List of assets formerly owned by Ayala Malls, showing the opening date and location
| Title | Opening date | Location | Notes |
|---|---|---|---|
| Alabang Town Center | 1982 | Ayala Alabang, Muntinlupa | Ayala Land sold its stake in 2025 to the Madrigal Group. |
| South Park Center | November 29, 2016 | Alabang, Muntinlupa | Currently managed by Ayala Land Logistics Holdings Corp. |

==Amenities==

- Ayala Malls Cinemas – features film screenings, film festivals, film events and interactive installations.
  - 4DX – features motion seats and environmental effects. Located at One Bonifacio High Street, Greenbelt and U.P. Town Center.
  - A-Giant – features a screen four times larger than the standard cinema screen, recliner seats and Dolby Atmos surround sound. Located at Ayala Malls Manila Bay, Ayala Malls Vertis North and Trinoma.
  - A-Luxe – a "premium" version of Ayala Mall Cinemas, featuring recliner seats, personal tablet, USB porting charger and wider space. Located at Ayala Malls Cloverleaf, Ayala Malls Solenad, Ayala Malls The 30th, Ayala Malls Vermosa and Glorietta.
  - The Movie Snackbar – popcorn and food seller within Ayala Malls Cinemas.
  - MyCinema – offers private screenings. Located at Ayala Malls Manila Bay and Greenbelt.
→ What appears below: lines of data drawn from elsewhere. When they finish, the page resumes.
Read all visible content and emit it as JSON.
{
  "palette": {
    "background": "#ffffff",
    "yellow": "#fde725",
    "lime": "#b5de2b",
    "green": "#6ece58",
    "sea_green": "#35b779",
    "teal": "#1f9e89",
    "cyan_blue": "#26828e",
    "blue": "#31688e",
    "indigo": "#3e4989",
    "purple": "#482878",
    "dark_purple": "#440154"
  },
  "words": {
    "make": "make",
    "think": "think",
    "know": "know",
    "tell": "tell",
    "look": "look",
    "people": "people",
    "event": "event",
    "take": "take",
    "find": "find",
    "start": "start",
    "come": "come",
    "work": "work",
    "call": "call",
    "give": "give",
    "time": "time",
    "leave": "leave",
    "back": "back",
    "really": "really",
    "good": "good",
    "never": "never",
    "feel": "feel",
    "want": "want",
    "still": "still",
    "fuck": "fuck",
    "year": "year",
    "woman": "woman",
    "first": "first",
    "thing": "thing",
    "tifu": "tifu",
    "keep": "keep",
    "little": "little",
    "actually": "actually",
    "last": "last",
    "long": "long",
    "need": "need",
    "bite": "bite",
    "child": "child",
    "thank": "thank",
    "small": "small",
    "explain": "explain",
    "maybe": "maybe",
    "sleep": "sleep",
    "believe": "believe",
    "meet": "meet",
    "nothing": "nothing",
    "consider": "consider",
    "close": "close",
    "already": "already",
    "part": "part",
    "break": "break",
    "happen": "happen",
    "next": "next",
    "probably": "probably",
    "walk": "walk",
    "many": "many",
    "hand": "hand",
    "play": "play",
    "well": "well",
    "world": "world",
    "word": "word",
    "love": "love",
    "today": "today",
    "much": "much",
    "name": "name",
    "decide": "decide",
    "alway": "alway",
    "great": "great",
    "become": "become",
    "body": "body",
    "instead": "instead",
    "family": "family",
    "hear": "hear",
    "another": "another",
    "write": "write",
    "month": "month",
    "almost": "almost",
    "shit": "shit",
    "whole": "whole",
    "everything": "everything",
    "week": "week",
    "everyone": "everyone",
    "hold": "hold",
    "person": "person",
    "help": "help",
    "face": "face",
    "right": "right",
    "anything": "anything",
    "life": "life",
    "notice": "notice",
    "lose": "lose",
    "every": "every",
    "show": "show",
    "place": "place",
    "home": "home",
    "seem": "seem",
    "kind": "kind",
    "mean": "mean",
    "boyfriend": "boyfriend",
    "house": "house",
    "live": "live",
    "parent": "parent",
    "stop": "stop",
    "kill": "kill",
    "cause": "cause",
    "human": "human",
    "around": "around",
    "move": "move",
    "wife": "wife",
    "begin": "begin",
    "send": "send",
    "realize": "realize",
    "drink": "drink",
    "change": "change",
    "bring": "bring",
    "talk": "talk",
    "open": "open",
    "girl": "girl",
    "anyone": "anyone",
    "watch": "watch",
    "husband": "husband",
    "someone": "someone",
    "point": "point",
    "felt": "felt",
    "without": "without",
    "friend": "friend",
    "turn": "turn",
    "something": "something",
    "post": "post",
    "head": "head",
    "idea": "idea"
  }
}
- Food Choices – houses restaurants and food vendors. It first opened in Glorietta 4.
- Japan Town – a collection of Japanese restaurants. Located at Ayala Malls Manila Bay, Ayala Malls Vertis North and Glorietta.
- Service Avenue - a section of the mall featuring different kind of shops. Located at Ayala Malls Central Bloc, Ayala Malls The 30th and One Ayala.
- Wellness Place – specializes in hair salons, nail salons, waxing salons and skincare procedures.